Prison Outbreaks Fuel Thailand Virus Surge
A health worker helps a Bangkok resident undergo a nasal swab test for Covid-19 at a mobile clinic in Bangkok
Thailand reported its largest ever spike in coronavirus infections Thursday, with more than half coming from two Bangkok prisons where prominent democracy activists have been detained.
The kingdom is battling a third wave of the virus that has forced the government to impose restrictions on movement, rules on mask-wearing and close public spaces.
Alarm bells sounded this week when an activist at the forefront of Thailand’s democracy movement announced she had tested positive for Covid-19 five days after she was released on bail from a Bangkok jail.
On Thursday Thailand reported more than 4,800 infections — its highest single-day jump yet — which included over 2,800 cases found in two prisons in the capital, according to Taweesin Visanuyothin, a spokesman for Thailand’s Covid-19 task force.
Corrections department official Weerakit Harnpariphan confirmed that another activist held at a Bangkok jail — Panupong “Mike” Jadnok — had also tested positive and had been sent to the prison hospital.
The young student leader was detained on multiple royal defamation charges for his role in a protest movement last year that included calls to reform the once-unassailable monarchy.
Weerakit said Bangkok’s two prisons had tested “100 percent” of their inmates but he did not specify when the testing period began.
Panupong’s lawyer Noraset Nanongtoom said he would file a bail request via video conferencing for the student leader, who suffers from asthma.
“If the court does not allow an inquiry through video conferencing and does not grant bail, Mike will have to return to face a Covid-19 epidemic in prison,” Noraset said on Facebook.
Panupong is among more than 80 democracy activists facing charges of lese majeste for leading last year’s protest movement.

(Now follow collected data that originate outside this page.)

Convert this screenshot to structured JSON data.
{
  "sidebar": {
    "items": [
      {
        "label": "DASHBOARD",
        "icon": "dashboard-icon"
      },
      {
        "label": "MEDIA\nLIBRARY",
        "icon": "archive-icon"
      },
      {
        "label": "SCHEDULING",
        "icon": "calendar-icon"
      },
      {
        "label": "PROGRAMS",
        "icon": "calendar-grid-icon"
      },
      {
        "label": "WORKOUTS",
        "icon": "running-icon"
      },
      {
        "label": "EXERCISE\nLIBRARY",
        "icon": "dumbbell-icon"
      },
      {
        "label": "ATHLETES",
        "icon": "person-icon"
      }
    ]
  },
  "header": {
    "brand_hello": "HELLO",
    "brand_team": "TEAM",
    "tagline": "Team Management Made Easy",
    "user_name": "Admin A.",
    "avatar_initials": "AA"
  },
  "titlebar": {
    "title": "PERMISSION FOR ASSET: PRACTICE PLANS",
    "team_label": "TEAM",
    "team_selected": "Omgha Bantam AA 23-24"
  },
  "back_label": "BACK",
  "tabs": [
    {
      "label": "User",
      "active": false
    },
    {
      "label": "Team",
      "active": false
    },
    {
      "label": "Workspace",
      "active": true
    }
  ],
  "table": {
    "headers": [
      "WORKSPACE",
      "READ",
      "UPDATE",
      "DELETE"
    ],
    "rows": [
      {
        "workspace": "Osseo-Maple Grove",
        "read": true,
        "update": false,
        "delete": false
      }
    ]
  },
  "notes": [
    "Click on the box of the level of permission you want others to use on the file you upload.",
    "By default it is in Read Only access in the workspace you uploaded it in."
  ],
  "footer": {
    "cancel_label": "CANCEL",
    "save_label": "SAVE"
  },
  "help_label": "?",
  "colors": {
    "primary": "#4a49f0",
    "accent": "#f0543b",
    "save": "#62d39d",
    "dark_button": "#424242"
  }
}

At its peak, tens of thousands flooded Bangkok’s streets calling for the resignation of Premier Prayut Chan-O-Cha and reforms to the powerful monarchy — a once-taboo topic.
One of the activists involved, Somyot Prueksakasemsuk, who was released on bail in late April, said there was no transparency on the virus behind bars.
“We are really angry and we would like them to take moral responsibility,” the 59-year-old told AFP.
Thailand has one of the highest incarceration rates in the world — a result of its harsh drugs laws.
On April 25 the Corrections Department said only 10 new cases had been found at Bangkok Remand Prison but cases jumped to 1,794 this week after the protest leaders raised the alarm.
The department has not since announced fresh figures for other prisons around the country.
“The Thai government needs to be forthright about the Covid-19 outbreaks in its prison system and how it intends to avoid disastrous consequences for those held,” Human Rights Watch’s Brad Adams said.
“It seems they got caught sleeping at the switch.”